Closed TheLethalCode closed 5 years ago
I tried this using python modules mal-scraper and beautifulsoup. I am able to get all the data I want but it's taking too much time any suggestions as to how am I supposed to solve this?
Why do you use mal-scrapper if you are anyway using beautifulsoup? Try using requests, should be a bit faster, and you can speed it up with multiprocessing.
Ohh sorry I meant I was just using mal-scraper which was using beautifulsoup
Hmm, As I said, you can try multiprocessing, but it would be better if you use requests alone. This would make the job of dockering easier, and you can have the same functionality from requests itself
Even a simple request to myanimelist.net/anime/id using the package of requests takes a significant amount of time. Iterating from id =1 to 30000 would seriously take a large amount of time.
mal-scraper itself uses requests to make an http request to myanimelist and beautifulsoup to get a html parser.
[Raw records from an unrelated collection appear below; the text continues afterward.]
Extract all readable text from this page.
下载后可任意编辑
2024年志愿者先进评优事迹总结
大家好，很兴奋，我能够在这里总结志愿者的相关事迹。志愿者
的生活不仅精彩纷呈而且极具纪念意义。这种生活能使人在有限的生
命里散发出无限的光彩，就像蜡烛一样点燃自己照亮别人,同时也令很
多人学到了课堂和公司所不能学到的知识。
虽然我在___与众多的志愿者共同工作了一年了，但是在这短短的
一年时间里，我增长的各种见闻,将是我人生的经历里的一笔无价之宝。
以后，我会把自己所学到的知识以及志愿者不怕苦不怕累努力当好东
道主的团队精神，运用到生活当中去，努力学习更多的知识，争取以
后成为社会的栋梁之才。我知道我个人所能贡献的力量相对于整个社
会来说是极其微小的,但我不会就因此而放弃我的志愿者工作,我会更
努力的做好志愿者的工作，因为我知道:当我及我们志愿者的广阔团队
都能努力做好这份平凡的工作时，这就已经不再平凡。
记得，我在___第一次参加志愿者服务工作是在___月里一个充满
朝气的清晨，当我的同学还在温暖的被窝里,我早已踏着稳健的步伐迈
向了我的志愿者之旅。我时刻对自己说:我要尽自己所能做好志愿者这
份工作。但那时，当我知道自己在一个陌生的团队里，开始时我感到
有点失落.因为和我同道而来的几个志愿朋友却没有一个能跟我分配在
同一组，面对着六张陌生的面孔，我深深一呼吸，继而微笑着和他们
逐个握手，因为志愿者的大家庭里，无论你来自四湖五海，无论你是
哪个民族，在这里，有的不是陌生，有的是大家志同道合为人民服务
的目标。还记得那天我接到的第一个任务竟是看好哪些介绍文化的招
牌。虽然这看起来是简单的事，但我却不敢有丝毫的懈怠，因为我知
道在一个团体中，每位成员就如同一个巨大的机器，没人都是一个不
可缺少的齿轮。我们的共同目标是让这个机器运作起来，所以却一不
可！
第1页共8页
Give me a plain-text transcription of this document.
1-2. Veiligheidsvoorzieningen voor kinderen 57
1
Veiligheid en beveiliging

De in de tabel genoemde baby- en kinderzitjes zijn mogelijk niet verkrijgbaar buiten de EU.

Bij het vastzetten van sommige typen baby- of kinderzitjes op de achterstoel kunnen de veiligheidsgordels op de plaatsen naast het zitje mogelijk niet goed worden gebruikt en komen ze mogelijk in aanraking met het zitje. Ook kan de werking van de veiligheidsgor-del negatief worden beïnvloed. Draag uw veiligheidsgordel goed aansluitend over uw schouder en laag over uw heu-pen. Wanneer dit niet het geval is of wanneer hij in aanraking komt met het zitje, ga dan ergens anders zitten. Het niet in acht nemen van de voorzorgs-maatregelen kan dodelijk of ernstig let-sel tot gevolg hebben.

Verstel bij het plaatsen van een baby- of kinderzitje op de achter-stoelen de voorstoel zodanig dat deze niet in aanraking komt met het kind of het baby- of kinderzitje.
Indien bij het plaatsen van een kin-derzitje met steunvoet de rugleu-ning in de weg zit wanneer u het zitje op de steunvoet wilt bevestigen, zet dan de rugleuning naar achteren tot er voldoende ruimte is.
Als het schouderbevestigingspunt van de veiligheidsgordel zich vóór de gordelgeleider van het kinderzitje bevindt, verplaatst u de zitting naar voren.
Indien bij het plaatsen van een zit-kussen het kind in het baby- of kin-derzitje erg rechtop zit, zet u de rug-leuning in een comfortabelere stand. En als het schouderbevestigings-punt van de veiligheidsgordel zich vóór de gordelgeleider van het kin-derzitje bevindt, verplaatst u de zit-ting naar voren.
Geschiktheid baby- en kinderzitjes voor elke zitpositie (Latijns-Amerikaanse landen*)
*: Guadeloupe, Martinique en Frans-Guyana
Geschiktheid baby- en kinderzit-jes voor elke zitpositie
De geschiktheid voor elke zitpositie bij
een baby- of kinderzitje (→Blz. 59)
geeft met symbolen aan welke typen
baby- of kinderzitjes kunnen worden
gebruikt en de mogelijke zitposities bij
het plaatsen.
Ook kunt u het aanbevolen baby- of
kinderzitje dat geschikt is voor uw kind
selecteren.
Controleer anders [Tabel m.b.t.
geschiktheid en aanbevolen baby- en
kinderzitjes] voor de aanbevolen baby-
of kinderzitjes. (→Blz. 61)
I have already written a script to use the mal-scraper which gets all the data but it has the time issue, and I suppose even dockering would wouldn't be that hard while using mal-scraper.
I know it would take a lot of time, pbviously, atleast around 10 hours, we can speed this up upto 10x, by multiprocessing, and anyway, this is like a one time script. So don't worry. You work on the multiprocessing part.
Okay I'll look into multi-processing
Myanimelist.net updates its content regularly on what are all the anime released as of that moment. Scrape the information from it and make a json file that maps the anime name to its popularity and rating and description. (You can use the indexing feature myanimelist offers).